I’m all over the map of genres depending on my mood. For me, I know a song is timelessly beautiful if I get that tingling down my spine. If it happens once it will happen every time. I’m getting that feeling as I type this listening to the 36 minutes version of the Grateful Dead’s Dark Star on “Celebrating Jerry Garcia and the Days In Between”. I get that tingle every time I hear “shall we go, you and I while we can...throooooough the transitive nightfall of diamonds” (“Live Albums Collection”, “Live Dead” as I’ve always known it, has my favorite version, though, where the engineer is best balanced. Funny to think it was an afterthought album because they had to make a contractual obligation last minute). Sweet musical bliss. Transcendence.
@whart ...
your comment “I’ll listen to anything once. I’m not much for opera largely out of ignorance.” caught my eye. Check out the outstandingly engineered and my go-to opera compilation classic and see what you think... “Pavarotti - 24 Greatest HD Tracks” in the 24 bit/96KHz version. It brings tears to my eyes whenever I play it. It’s best at higher volumes :).
With opera you really don’t need to understand the words, but to listen to an entire opera I do feel one must know the story and it is then still enjoyable not knowing the language. I levitate for sure more to compilations where I’m comfortable just feeling each piece. Pavarotti’s voice was truly a planetary treasure. I saw him in the last phase of his performance live at the acoustically “not as bad as other arenas” Denver Pepsi Center and was absolutely astounding with the breadth of his vocals. His stage presence was by far the largest I’ve ever witnessed. Which reminds me of the first time I saw Tony Bennett - from the “halo” balcony at The Denver Opera House (Ellie Caulkins Opera House). Acoustics there are incredible. As part of the encore, Tony had the house turn off all mics and he sung “Fly Me To The Moon”. What a moment in life to remember. It was truly for me a “religious experience”. Both experiences literally brought tears to my eyes. Not an easy feat :).

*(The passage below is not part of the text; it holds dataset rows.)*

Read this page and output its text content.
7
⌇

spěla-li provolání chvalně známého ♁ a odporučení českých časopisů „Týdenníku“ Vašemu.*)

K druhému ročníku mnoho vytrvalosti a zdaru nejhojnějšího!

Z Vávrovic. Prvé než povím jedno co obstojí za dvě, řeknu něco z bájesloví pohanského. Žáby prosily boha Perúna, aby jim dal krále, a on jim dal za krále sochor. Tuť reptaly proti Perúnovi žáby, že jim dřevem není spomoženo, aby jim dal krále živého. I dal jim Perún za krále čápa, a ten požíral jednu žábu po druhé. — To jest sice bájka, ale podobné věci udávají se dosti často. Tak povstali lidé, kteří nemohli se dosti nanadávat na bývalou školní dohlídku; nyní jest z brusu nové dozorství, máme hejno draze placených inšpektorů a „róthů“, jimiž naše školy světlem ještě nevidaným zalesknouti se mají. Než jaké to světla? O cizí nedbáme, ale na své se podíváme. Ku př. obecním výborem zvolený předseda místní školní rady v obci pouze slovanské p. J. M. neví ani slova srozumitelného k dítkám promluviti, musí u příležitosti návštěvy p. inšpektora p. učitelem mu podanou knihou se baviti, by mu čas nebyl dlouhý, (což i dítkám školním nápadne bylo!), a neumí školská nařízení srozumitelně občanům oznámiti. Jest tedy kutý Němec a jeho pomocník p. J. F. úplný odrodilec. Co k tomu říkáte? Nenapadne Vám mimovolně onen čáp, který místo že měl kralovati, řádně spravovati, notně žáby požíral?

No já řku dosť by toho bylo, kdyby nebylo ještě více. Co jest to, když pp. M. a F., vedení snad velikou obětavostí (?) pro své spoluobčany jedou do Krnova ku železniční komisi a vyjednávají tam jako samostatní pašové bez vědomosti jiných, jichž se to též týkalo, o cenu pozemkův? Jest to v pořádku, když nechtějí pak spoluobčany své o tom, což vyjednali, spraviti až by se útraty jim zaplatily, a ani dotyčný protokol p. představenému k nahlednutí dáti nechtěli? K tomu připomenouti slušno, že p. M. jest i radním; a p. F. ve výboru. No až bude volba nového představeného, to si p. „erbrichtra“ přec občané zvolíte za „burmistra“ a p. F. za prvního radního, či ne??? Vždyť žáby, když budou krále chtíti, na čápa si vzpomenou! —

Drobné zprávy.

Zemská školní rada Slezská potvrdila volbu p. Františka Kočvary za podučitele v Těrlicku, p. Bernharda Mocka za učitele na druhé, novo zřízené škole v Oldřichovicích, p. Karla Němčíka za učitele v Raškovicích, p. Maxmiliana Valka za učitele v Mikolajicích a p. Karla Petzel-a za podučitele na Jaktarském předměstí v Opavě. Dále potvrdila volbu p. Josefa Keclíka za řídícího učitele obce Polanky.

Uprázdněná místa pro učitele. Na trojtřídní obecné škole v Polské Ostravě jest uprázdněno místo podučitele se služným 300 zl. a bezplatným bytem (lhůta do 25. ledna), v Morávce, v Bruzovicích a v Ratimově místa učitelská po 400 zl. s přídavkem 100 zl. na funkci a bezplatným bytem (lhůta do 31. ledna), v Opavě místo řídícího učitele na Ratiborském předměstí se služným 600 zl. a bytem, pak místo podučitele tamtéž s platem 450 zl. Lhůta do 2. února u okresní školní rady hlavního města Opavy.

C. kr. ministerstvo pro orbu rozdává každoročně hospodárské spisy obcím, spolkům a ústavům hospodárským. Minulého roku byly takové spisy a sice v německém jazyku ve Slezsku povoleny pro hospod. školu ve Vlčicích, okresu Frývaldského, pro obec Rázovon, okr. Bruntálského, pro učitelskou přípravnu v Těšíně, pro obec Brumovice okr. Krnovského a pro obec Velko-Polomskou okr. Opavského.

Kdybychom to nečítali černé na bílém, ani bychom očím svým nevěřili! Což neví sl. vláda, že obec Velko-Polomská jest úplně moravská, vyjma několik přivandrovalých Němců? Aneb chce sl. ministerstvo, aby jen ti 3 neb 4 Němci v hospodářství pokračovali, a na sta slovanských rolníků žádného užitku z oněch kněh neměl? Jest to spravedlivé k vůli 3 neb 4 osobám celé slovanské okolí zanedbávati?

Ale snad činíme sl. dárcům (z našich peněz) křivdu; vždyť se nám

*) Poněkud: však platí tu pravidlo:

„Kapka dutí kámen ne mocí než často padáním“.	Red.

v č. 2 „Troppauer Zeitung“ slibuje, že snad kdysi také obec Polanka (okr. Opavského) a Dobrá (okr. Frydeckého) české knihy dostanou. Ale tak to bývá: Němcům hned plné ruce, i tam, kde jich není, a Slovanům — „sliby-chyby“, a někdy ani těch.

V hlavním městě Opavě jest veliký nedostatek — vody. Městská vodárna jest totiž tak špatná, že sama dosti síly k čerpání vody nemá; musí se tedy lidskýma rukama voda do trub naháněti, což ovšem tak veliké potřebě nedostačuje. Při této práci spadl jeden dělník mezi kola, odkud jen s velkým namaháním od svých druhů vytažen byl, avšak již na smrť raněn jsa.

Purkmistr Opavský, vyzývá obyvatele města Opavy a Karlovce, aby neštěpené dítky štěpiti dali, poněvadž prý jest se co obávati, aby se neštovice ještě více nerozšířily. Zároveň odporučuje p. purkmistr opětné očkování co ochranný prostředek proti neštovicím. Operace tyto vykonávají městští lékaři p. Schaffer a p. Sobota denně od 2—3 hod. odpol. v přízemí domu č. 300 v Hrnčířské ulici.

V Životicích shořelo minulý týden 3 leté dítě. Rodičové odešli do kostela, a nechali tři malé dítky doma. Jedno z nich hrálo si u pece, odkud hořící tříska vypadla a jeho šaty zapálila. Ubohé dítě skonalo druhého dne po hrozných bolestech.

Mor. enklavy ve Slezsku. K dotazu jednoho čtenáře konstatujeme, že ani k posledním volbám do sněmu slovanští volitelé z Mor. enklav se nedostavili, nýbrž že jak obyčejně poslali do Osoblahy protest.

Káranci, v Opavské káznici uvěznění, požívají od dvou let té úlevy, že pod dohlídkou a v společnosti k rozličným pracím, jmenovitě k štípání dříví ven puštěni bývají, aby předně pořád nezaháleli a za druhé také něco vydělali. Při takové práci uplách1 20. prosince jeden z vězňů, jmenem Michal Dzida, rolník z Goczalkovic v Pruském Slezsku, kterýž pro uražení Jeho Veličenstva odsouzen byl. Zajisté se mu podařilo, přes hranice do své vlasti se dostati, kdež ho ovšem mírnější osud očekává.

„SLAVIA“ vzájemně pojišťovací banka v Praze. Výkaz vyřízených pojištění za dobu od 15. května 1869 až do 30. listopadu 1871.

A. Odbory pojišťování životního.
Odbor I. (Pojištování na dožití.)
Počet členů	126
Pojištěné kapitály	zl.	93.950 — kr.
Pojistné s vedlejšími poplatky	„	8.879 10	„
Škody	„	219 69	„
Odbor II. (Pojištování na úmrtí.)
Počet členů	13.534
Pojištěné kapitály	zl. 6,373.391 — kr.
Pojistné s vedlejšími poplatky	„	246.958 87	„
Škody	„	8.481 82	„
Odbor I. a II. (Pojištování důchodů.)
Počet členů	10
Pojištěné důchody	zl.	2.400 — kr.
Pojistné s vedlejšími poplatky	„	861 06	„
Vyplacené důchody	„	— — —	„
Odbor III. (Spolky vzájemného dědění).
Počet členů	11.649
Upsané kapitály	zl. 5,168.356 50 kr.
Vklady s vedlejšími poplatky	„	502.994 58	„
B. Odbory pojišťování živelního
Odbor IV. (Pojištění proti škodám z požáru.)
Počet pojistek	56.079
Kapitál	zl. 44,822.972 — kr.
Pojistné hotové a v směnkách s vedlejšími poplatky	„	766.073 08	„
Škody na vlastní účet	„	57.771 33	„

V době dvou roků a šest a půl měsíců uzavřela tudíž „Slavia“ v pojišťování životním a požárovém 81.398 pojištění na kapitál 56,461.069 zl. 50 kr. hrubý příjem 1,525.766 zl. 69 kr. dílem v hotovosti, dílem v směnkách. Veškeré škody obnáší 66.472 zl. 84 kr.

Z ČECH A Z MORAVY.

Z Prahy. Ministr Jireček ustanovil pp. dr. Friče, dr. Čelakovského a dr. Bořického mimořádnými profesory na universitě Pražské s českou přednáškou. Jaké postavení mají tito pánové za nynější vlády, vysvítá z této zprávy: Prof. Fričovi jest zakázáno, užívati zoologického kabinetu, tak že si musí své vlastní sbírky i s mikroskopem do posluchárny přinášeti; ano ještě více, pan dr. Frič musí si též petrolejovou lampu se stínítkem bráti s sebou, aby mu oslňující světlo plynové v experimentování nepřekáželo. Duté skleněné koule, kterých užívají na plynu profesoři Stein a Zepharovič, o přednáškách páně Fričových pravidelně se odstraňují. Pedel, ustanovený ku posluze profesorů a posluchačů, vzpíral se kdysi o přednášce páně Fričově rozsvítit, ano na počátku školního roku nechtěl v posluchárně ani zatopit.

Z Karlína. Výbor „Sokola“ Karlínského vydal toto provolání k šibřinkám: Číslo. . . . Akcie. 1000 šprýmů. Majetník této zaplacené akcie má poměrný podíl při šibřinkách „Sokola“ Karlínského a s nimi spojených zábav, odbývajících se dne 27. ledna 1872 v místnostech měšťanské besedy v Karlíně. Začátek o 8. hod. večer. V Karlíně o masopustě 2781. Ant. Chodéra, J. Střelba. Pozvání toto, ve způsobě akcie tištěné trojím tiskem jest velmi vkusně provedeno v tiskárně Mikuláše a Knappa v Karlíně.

For me music is literally the soundtrack to life. The pieces that hit me like a ton of bricks and hook me forever always instantly take me back to when I first heard them or had a memorable experience such as when I first heard Mazzy Star - Fade Into You in the flagship Tower Records in NYC (sadly no longer exists) when it first came out or when I saw Trentemoller play live solo on the xylophone Miss You at The Ogden in Denver or when for the very first time ever I  heard Jeff Beck play Cause We Ended As Lovers. I wanted to drop on my knees like I saw god standing in front of me. That was incredibly the first time I had ever heard that song. All I can say is wow. Speaking of which, just the mention of Moby by me yesterday brought me back to him. I find his ambient and his club/rock powerful. His cut Harbour with Sinead O’Connor on 18 & 18 B-sides blows me away every time I hear it and the engineering is excellent. She is such a talented person with a tortured soul. I could keep typing for hours, but there’s what is front of mind for me at this moment.